Small glass beads applied to paint make pavement markings shine at night. As vehicle headlights illuminate the road, each bead acts as a tiny retro-reflector that bounces light back to the source. Collectively, the beads make pavement markings highly visible for drivers. That is, until rain covers the road, creating a shiny surface that interferes with the retro-reflective quality of the beads.
Maintenance Planning Engineer Ken Berg and Region 2 Pavement Marking Coordinator Dan Betts are testing three different wet-night beads to see which one is the best retro-reflector. The test is a follow-up to work Betts has done to improve wet-night visibility and durability of pavement markings.
Betts’ method uses two different bead types – UDOT’s standard plain bead and a wet-reflective bead applied in equal proportion. Both are retro-reflective above and under water, but the wet-reflective bead is larger and has a “higher reflective index,” says Betts, making it better at reflecting light through water. Using two bead types “gives us the best of both worlds,” with good dry and wet retro-reflectivity.
To improve durability, the markings are placed in grooved pavement. Grooving the pavement slightly, about the thickness of a quarter, keeps the lane markings from being scraped off by snowplows and significantly improves life of the markings by six to eight times.
Soon, Berg and Betts will test three wet-reflective beads, all with different compositions, to see which one performs best during storms at night. Testing will be conducted on three contiguous 3500 foot sections on eastbound Bangerter Highway (SR 154) between Redwood Road and I-15. The close proximity of the test areas provides “a good comparison under similar if not exact conditions,” says Berg.
Pavement markings for the test were placed last week. On each test section, a different wet-night bead was applied in equal proportion with UDOT’s standard bead. All markings were applied on grooved pavement using the same method.
Next step: data collection
Both subjective and objective data will be collected. During storms, Berg or Betts will drive the sections, video tape and record field notes about any observable, subjective differences among the test sections. Collecting objective data is a two-person operation. A van with an attached retroreflectometer will be used to measure and quantify the reflectivity of the markings. Data sent to a lap-top inside the van will let testers see and compare measurements immediately.
The retroreflectometer measures by scanning across the marking, taking in some pavement on either side. A variety of information is produced, including a graph that provides a quick visual interpretation of the measurements. The software integrated with the retroreflectometer allows the user to choose from a variety of collection options. For example, upper and lower retro-reflectivity threshold values can be set for a pass-fail test.

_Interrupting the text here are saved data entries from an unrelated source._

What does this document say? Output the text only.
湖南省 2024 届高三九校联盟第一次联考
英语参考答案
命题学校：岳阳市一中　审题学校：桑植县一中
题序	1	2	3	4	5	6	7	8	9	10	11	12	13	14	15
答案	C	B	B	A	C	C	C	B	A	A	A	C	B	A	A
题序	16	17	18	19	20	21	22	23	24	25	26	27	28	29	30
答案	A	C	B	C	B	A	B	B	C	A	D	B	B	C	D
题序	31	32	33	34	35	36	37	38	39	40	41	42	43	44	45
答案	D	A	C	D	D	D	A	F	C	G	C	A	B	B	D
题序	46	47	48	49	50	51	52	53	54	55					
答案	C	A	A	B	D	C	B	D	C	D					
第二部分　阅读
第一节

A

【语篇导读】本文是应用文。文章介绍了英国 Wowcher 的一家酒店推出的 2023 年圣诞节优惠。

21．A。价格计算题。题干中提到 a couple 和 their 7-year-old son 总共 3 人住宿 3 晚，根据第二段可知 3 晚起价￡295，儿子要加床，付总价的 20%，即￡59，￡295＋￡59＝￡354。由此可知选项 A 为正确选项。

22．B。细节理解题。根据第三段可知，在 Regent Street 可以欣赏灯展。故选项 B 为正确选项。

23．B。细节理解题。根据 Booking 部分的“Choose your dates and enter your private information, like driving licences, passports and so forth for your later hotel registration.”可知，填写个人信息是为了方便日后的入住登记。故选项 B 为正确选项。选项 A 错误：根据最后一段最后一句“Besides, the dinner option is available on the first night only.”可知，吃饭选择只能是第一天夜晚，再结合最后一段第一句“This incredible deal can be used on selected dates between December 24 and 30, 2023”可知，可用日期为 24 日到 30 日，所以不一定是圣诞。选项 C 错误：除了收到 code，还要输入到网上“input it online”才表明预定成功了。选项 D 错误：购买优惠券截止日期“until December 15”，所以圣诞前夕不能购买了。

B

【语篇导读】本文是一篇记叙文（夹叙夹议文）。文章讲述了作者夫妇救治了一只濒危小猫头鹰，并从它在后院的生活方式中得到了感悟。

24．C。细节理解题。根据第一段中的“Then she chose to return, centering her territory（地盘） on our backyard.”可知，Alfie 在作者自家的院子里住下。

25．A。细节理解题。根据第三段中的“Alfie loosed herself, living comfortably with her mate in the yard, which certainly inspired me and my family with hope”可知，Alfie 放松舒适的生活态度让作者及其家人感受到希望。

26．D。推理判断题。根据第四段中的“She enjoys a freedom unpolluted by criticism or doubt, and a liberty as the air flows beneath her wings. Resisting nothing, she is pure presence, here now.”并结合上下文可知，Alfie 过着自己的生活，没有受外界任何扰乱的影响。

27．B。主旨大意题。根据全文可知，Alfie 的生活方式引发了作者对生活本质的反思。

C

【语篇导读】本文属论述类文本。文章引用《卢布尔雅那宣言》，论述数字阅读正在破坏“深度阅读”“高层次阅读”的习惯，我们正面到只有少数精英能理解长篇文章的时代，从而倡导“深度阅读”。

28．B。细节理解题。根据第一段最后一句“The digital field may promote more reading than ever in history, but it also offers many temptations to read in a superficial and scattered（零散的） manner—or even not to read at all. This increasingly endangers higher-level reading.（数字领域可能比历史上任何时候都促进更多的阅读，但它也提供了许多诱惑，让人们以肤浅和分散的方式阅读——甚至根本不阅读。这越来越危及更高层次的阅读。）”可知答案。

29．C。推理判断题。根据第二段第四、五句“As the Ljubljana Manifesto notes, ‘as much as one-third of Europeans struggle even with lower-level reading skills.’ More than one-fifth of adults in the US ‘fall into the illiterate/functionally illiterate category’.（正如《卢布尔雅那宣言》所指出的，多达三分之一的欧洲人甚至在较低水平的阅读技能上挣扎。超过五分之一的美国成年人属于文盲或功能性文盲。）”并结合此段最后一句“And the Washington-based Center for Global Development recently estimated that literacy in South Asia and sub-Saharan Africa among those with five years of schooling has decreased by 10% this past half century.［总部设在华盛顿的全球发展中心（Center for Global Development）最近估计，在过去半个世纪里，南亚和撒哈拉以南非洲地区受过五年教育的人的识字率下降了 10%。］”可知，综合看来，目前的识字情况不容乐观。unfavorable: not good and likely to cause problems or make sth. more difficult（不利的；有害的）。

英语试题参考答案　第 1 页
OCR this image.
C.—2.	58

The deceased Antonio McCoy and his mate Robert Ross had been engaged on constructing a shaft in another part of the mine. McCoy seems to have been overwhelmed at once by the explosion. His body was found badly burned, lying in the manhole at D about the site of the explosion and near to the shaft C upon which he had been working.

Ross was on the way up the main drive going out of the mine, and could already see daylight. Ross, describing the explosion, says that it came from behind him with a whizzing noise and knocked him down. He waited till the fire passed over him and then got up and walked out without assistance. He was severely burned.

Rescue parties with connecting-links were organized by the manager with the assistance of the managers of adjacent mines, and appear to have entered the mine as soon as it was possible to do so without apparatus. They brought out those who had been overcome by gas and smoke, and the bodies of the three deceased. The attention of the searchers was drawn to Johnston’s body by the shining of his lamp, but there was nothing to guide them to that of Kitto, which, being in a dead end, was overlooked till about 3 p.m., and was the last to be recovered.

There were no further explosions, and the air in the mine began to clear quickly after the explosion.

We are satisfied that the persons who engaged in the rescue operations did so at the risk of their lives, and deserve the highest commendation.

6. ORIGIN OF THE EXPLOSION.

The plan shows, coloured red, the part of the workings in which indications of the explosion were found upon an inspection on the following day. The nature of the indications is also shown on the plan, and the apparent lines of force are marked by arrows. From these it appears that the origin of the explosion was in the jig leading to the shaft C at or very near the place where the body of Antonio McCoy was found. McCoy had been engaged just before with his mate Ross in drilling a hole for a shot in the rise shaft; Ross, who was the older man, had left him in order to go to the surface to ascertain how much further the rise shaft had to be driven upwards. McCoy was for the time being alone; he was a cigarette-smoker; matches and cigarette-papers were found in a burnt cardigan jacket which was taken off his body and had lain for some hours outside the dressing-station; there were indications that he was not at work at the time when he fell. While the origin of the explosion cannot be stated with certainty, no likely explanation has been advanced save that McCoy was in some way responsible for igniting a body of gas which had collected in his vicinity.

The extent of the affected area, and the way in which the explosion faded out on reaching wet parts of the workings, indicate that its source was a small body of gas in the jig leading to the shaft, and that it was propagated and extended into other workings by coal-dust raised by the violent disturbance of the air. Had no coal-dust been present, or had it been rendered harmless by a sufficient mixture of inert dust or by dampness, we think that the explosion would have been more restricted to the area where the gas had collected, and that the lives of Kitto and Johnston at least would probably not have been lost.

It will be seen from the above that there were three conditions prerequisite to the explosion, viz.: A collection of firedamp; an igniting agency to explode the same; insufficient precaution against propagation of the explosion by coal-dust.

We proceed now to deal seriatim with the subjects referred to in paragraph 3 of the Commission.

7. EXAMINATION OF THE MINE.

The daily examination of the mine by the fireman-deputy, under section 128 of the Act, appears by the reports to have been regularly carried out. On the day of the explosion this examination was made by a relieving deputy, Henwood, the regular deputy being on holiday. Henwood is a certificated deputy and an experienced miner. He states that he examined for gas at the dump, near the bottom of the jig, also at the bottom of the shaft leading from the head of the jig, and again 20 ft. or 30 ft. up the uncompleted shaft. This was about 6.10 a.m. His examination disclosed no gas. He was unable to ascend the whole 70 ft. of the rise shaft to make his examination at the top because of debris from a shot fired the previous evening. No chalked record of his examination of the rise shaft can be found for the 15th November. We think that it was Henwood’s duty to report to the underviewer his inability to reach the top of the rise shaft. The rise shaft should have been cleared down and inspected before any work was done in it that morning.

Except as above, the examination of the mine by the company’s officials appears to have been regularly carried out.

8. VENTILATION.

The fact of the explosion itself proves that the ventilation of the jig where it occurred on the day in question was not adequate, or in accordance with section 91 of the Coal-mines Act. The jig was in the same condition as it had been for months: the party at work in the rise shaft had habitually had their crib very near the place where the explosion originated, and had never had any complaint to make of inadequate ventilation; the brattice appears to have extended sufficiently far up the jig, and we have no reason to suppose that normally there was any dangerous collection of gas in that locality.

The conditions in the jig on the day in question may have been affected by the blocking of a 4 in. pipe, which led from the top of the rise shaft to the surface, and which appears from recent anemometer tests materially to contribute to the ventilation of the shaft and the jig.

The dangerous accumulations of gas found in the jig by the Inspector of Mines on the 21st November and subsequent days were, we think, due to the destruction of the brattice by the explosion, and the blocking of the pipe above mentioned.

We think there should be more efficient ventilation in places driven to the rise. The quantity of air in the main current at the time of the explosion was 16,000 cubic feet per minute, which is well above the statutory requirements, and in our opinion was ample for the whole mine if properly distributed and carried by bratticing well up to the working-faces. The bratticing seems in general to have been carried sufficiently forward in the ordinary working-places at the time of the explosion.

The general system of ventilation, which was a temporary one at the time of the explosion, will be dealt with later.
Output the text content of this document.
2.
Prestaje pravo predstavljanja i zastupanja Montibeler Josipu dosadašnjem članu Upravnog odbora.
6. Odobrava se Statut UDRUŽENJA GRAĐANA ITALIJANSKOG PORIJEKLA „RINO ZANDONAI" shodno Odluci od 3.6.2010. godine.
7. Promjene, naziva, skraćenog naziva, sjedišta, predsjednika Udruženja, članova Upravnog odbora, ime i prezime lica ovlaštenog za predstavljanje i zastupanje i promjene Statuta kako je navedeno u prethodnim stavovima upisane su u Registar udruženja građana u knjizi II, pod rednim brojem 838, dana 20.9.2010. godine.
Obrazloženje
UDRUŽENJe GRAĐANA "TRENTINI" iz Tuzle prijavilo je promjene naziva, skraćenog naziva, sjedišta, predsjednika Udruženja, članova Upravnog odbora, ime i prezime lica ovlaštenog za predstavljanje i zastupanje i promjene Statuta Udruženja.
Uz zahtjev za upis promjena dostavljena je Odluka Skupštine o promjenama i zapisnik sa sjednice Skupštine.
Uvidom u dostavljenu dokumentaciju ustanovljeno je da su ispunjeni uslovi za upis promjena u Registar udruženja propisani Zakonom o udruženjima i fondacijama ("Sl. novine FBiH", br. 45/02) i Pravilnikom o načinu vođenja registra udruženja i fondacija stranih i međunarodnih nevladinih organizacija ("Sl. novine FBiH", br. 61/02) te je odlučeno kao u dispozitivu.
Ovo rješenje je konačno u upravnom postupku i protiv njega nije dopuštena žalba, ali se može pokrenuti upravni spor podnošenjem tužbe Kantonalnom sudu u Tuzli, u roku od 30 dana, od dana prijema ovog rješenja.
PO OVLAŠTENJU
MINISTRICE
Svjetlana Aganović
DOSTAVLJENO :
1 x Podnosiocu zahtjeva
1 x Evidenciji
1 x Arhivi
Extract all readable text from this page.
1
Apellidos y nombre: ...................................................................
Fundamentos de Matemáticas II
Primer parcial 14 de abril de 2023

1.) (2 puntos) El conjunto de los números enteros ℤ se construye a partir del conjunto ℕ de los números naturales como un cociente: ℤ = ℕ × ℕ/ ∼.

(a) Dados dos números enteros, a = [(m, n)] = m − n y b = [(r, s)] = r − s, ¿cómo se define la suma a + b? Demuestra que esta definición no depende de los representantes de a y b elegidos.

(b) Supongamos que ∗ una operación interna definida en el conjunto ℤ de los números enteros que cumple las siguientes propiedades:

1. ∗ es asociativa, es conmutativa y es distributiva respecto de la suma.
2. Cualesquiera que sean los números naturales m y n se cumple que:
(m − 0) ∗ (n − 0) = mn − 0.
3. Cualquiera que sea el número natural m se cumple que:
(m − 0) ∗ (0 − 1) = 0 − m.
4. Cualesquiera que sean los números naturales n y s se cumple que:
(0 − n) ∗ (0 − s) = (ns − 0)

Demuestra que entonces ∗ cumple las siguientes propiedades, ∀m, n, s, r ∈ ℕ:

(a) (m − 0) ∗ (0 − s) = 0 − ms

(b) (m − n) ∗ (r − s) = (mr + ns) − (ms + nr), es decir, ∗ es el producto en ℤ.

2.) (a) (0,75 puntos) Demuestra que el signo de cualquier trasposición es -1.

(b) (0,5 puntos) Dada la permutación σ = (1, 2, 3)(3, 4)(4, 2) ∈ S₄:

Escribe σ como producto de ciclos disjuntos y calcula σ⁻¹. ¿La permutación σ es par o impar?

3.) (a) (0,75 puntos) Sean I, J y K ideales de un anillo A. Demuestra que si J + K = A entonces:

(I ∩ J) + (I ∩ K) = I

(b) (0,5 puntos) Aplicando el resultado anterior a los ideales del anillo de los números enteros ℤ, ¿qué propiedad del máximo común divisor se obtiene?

By fall of this year, Berg and Betts expect to have preliminary results to share with others at UDOT and the larger transportation community. Testing will continue for two to three years, and the results will be used to select a cost effective safety improvement for road users.
More about UDOT’s pavement marking operations:
- The retroreflectometer measures light in millicandelas per lux per meter squared.
- Markings are applied using a double drop system that allows two types of beads to be dropped simultaneously on newly applied paint.
- For maintenance operations, UDOT uses water-based paint for pavement markings, which is 5 to 10 percent the cost of durable pavement markings, such as tape. Recessing the paint stripes below the surface of the pavement can help the markings last up to eight times longer than surface applied paint.
- UDOT Maintenance technitions can operate the pavement marking equipment, which saves time and conserves funding.